With some help from added sound effects all created using his bass, Wooten spent nearly 20 minutes just playing bass. Sometimes jaw dropping, other times a bit tedious with what seemed like Wooten simply screwing around in a practice room at home, nevertheless he certainly united a room full of bass players or simply made them depressed after displaying what takes even the talented a lifetime of practice to learn.

Wooten’s bass guitar is more a third appendage and his dexterity in filing up and down the fret board is a wonder to watch. His ability to create such dynamic sounds from a bass guitar that sometimes come across like a child simply smashing fingers all over the guitar but then you realize, there’s actually a melody and purpose there.

His version of “Amazing Grace” was a stand-out, he brought emotion with an ode to his daughter in “Ari’s Eyes,” showcased a new recording in “Brooklyn” and “Me and My Bass Guitar” was a blast. During his 20 minute long bass solo he managed to make church bell sounds emanate from his guitar along with a bunch of other sounds no amateur would ever believe came from four strings.

Wooten returned with his band for an encore which for any rocker turned out to be the best part of the evening. The energy was high, the pace was brisk and Wooten slapped his bass like nobody’s business. The absolutely fun “What Did He Say”  the title track from his 1997 album might be repetitive on lyrics but just an awesome dancing beat that got everybody off their seats. The closer “Victa” from 2005’s Soul Circus was short as promised but showcased a great sense of humor.

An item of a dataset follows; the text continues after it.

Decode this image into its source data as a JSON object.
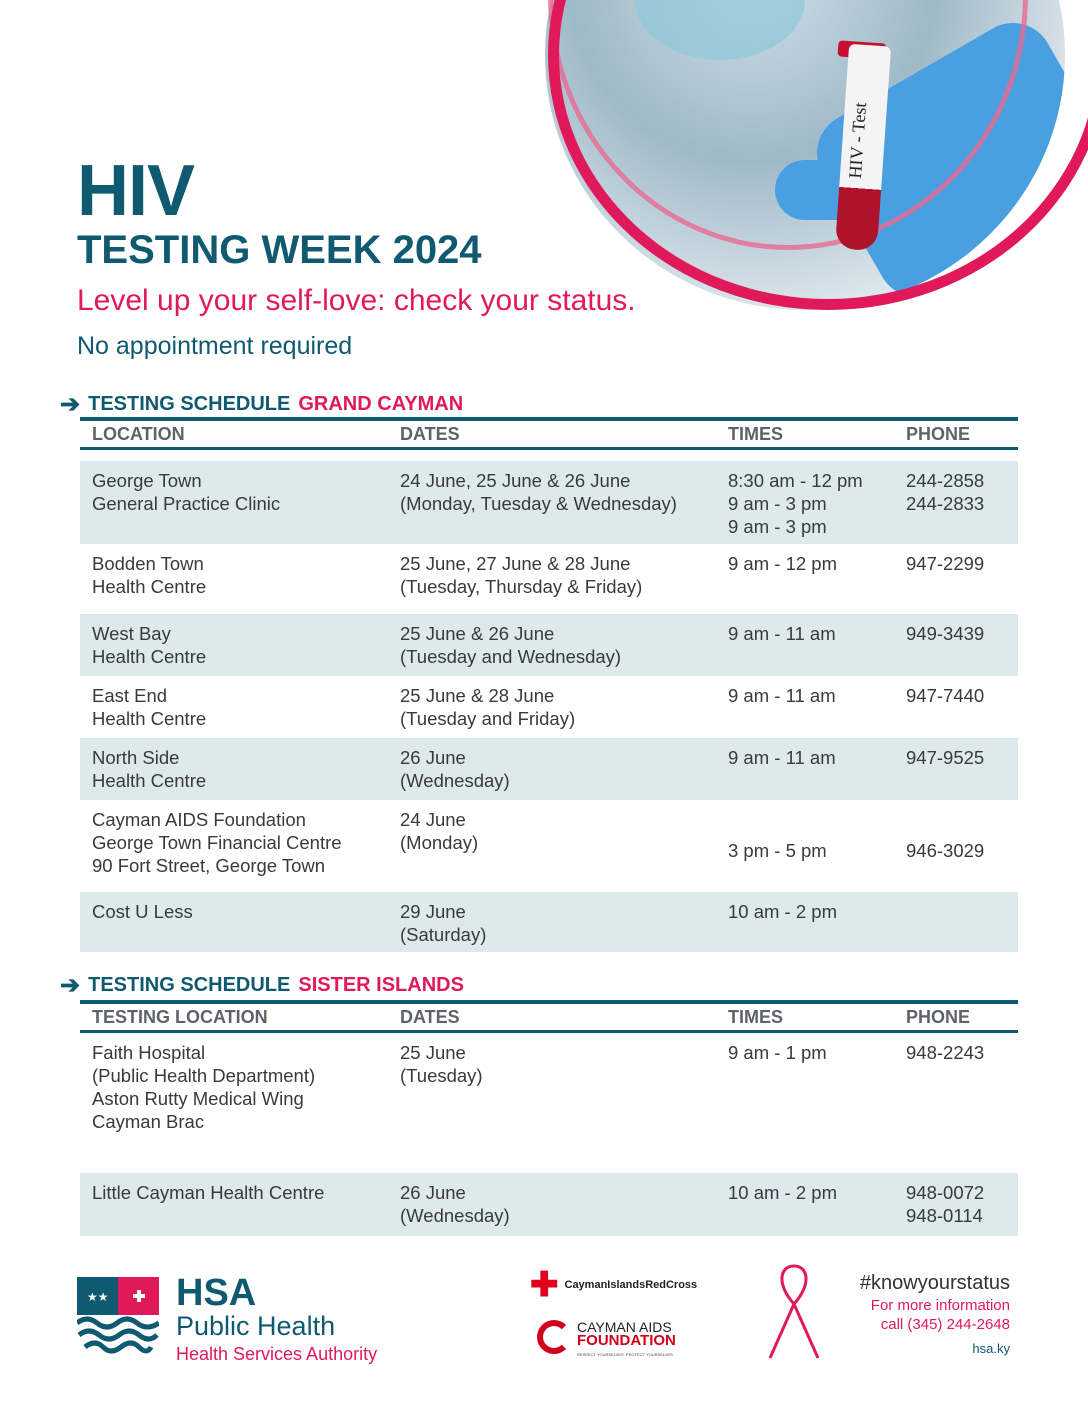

Wooten’s band proved tight and he certainly surrounds himself with solid musicians. Drummer Derico Watson pounded out a few short solos though he seemed hindered by such a small set but he kept time well for the rest of the band. Brother Wooten took center stage a few times once with an almost psychedelic solo and he and Victor even traded instruments once, though just for a short jam, and the best part was the two held up their corresponding instruments for the other to play and they did it together.